Gente que olha o mundo com dureza porque nunca teve coragem de olhar as próprias feridas com gentileza.

E o mais difícil: há quem confunda evolução com imposição.

Pessoas que não escutam, apenas falam.

Que não dialogam, apenas esperam ser validadas.

Elas não querem compreender — querem ter razão.

Não querem trocar — querem que sua verdade seja aceita como verdade absoluta.

Mas a verdade é mais delicada do que isso.

Ela é feita de pontos de vista, de experiências, de dores que moldam percepções.

O que é verdade para um, pode não ser para o outro — e tudo bem.

O problema começa quando alguém se recusa a aceitar essa pluralidade e se fixa na ilusão de que maturidade é impor sua visão como regra.

Evoluir é justamente o oposto disso.

É entender que não sabemos tudo.

É acolher a possibilidade de estar errado.

É reconhecer que o outro tem uma história que também merece ser escutada.

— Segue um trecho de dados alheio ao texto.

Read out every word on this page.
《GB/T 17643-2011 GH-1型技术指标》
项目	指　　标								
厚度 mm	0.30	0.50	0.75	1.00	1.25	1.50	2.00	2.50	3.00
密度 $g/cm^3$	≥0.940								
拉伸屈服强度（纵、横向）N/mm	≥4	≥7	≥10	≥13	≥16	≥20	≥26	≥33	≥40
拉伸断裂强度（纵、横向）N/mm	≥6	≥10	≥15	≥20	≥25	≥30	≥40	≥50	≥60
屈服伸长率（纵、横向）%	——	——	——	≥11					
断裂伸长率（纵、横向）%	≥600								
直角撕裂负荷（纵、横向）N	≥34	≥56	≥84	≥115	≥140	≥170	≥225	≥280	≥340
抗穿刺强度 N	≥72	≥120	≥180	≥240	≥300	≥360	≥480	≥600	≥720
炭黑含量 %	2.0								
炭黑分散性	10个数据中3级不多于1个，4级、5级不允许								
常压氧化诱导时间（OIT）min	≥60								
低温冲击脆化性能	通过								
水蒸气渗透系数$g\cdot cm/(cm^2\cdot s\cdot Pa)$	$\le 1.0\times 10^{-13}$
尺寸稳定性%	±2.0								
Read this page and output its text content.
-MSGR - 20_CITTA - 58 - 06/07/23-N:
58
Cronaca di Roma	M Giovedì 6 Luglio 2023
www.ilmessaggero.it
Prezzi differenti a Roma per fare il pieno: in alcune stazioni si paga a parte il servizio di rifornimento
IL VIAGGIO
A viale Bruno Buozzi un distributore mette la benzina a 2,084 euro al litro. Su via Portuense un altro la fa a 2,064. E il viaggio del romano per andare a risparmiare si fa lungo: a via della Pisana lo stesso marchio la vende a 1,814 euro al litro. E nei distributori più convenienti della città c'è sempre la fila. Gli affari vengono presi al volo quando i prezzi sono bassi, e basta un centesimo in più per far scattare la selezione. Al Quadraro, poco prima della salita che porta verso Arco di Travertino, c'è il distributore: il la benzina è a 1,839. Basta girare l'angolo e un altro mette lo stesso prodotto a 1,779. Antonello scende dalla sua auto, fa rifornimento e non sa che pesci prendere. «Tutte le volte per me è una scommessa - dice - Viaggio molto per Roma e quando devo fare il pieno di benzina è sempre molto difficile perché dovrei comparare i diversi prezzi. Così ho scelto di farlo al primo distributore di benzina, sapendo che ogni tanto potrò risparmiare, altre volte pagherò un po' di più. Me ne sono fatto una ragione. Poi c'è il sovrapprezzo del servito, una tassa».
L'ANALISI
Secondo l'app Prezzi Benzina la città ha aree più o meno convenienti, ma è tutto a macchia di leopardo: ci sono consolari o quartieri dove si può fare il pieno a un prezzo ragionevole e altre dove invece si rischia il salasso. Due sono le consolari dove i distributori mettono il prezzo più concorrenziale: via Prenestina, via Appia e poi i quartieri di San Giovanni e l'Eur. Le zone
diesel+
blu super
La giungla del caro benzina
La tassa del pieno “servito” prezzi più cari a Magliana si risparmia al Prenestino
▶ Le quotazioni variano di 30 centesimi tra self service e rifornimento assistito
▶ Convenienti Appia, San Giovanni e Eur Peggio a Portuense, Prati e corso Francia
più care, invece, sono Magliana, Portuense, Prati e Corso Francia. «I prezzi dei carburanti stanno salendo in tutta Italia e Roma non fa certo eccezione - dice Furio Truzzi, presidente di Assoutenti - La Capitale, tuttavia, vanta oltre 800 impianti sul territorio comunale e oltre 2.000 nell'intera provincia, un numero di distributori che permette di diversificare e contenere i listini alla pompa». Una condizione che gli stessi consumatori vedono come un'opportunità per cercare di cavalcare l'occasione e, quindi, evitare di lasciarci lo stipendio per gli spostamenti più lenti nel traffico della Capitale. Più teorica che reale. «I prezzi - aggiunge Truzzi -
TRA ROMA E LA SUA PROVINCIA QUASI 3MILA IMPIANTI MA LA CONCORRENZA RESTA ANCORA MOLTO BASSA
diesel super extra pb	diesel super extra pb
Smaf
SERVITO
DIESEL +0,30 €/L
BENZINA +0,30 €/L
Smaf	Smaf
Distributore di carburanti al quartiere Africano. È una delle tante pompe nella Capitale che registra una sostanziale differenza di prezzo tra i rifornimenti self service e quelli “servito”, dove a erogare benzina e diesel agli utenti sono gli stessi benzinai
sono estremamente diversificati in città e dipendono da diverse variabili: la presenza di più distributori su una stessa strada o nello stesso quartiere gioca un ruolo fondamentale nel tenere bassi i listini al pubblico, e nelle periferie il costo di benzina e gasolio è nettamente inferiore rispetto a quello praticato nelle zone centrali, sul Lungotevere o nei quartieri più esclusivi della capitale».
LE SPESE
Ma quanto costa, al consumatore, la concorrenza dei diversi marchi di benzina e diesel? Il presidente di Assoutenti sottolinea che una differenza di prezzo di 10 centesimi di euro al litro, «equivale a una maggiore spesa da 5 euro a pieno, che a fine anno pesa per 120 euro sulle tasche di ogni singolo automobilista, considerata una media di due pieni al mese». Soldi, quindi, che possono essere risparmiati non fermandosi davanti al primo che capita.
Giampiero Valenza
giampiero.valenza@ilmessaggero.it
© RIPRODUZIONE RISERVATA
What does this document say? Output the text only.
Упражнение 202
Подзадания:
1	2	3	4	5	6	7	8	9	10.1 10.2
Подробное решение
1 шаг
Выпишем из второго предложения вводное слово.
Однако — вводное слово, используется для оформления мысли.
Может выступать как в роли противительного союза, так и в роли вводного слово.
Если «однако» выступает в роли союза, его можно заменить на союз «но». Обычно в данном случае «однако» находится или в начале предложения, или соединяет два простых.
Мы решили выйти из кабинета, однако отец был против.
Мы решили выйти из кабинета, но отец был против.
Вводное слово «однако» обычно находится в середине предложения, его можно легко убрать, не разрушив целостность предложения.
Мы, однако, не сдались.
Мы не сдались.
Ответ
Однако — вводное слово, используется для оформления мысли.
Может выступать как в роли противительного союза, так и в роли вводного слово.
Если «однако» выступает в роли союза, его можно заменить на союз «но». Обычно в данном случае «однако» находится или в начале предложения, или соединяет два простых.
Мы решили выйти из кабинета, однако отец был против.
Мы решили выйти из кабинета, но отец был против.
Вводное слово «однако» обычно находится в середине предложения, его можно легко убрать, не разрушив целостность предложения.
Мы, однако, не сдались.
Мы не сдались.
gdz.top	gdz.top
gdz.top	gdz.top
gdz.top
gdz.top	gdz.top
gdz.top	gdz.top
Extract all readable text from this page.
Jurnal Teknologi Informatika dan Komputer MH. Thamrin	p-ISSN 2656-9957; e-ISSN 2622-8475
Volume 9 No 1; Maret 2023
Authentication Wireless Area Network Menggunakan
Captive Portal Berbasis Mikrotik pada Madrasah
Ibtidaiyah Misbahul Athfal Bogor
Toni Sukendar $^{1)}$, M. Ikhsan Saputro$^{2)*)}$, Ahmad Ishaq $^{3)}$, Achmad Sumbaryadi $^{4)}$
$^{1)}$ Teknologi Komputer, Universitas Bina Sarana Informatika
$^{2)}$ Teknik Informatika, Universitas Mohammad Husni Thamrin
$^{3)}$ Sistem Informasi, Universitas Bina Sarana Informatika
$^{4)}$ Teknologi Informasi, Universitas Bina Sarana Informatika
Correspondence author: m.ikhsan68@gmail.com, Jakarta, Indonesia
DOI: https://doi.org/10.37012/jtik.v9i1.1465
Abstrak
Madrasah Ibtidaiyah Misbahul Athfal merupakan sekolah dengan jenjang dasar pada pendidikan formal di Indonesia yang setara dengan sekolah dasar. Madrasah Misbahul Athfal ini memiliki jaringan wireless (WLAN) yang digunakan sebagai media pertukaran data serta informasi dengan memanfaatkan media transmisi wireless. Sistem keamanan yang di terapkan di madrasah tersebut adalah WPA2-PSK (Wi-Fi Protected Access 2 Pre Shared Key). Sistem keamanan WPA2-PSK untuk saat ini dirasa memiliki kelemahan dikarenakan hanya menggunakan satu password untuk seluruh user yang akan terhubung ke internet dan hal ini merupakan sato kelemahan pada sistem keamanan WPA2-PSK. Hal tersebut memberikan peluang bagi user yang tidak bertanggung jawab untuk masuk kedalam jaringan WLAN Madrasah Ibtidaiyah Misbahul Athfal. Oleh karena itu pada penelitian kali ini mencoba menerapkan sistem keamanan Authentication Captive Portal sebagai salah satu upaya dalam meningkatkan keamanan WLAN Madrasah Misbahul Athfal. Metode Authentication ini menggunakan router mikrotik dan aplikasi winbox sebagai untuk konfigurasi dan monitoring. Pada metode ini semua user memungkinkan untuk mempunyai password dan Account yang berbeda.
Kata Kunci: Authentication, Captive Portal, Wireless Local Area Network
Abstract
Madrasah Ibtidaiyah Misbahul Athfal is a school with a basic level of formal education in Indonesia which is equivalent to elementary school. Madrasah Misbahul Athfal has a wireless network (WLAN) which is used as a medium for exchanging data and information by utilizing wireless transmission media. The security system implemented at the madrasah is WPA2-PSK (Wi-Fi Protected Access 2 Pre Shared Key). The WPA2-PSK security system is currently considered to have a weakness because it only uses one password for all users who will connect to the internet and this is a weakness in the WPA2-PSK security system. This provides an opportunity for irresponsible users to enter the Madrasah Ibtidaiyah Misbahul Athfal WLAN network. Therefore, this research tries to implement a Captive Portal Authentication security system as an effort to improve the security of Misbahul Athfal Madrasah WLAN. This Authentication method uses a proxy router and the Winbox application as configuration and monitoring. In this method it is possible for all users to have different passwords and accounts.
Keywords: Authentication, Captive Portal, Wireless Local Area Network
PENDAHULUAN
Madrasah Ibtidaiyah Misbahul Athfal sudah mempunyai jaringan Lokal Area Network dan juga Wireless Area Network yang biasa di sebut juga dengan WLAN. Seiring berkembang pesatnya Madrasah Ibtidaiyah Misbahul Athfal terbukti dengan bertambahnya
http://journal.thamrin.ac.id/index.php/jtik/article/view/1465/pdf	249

Crescimento não está na idade — está na abertura.

Na disposição para refletir, revisar, mudar.

Está em saber que ser maduro não é sobre controlar narrativas, mas sobre respeitar versões.

Se o tempo passa, mas a consciência não acompanha, o que envelhece é só o corpo.

A alma, essa continua presa em ciclos que se repetem até que alguém — finalmente — decida aprender.